Using GRC Tools for Dodd-Frank Act Compliance

By Keith White ·

If you ask anyone who works in financial services what will have the biggest impact on their industry in 2013, one thing will likely come to mind: The Dodd-Frank Act. Although the Dodd–Frank Wall Street Reform and Consumer Protection Act was signed into law in 2010, companies will feel its mark most this year with more than 400 rules taking effect. This law creates significant challenges for the regulatory agencies and almost every part of the nation's financial services industry. However, governance, risk and compliance (GRC) practitioners will feel the biggest strain as they already are dealing with an increased workload due to the many layoffs that occurred during the economic downturn. Now, they now have the added responsibility of ensuring their organizations comply with all rules of the Dodd-Frank Act. And unlike with some regulations, there are no extensions expected with the Dodd-Frank Act, so regulators will be expecting compliance immediately. If found non-compliant, companies can face hefty fines and other sanctions.
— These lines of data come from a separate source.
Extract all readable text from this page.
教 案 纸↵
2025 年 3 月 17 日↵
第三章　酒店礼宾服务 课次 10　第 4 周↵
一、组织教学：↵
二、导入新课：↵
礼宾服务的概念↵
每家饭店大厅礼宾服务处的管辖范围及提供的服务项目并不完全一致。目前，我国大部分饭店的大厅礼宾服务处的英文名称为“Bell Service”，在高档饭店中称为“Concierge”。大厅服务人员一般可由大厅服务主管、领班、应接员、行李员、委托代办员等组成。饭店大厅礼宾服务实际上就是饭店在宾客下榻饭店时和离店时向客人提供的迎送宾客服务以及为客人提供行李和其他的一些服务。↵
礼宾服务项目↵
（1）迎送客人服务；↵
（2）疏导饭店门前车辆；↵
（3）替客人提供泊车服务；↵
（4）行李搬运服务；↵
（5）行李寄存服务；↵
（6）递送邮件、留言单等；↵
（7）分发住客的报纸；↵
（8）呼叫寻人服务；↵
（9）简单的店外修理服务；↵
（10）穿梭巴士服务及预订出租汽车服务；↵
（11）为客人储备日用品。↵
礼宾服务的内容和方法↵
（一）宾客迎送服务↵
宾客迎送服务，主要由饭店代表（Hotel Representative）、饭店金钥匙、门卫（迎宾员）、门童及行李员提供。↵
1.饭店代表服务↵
So, what can GRC practitioners do to ensure their organizations comply with the Dodd-Frank Act? The most obvious thing they can do is understand how the 400+ rules and supporting processes may conflict and duplicate already existing controls within the organization. However, comprehensive GRC tools can help make a GRC practitioner’s job more efficient as they try to implement Dodd-Frank regulations. The key features of these tools are:

  • An out-of-the-box library which can include a substantial body of authoritative sources that are mapped to control suites and control frameworks, which helps reduce redundancy and repetitiveness in the suite of controls;
  • Suites of several hundred controls that were written by subject matter experts;
  • Pre-designed questionnaires for risk assessments and control self assessments;
  • Functionality that promotes automation of GRC processes allowing practitioners to focus more on analysis and less on integration; and,
  • Metrics that measure the quality of the implementation.
Although many GRC tools come with several features that help an organization comply with the Dodd-Frank Act, some companies may find it difficult to overcome the sticker shock from the implementation costs. However, the investment in GRC tools is offset almost immediately by a reduction in administrative overhead costs associated with supporting a GRC framework. By implementing a centralized platform, GRC practitioners can reduce their time spent managing spreadsheets and administrating GRC compliance and risk assessments. GRC tools help automate these tasks, allowing practitioners to focus on more strategic elements of risk analysis and compliance assessments. These tools also help improve accuracy and reduce repetition of GRC elements and can help enable organizations to respond to compliance regulators’ questions more quickly and efficiently. So, while the costs of implementing GRC tools can seem overwhelming, the benefits are well worth the investment.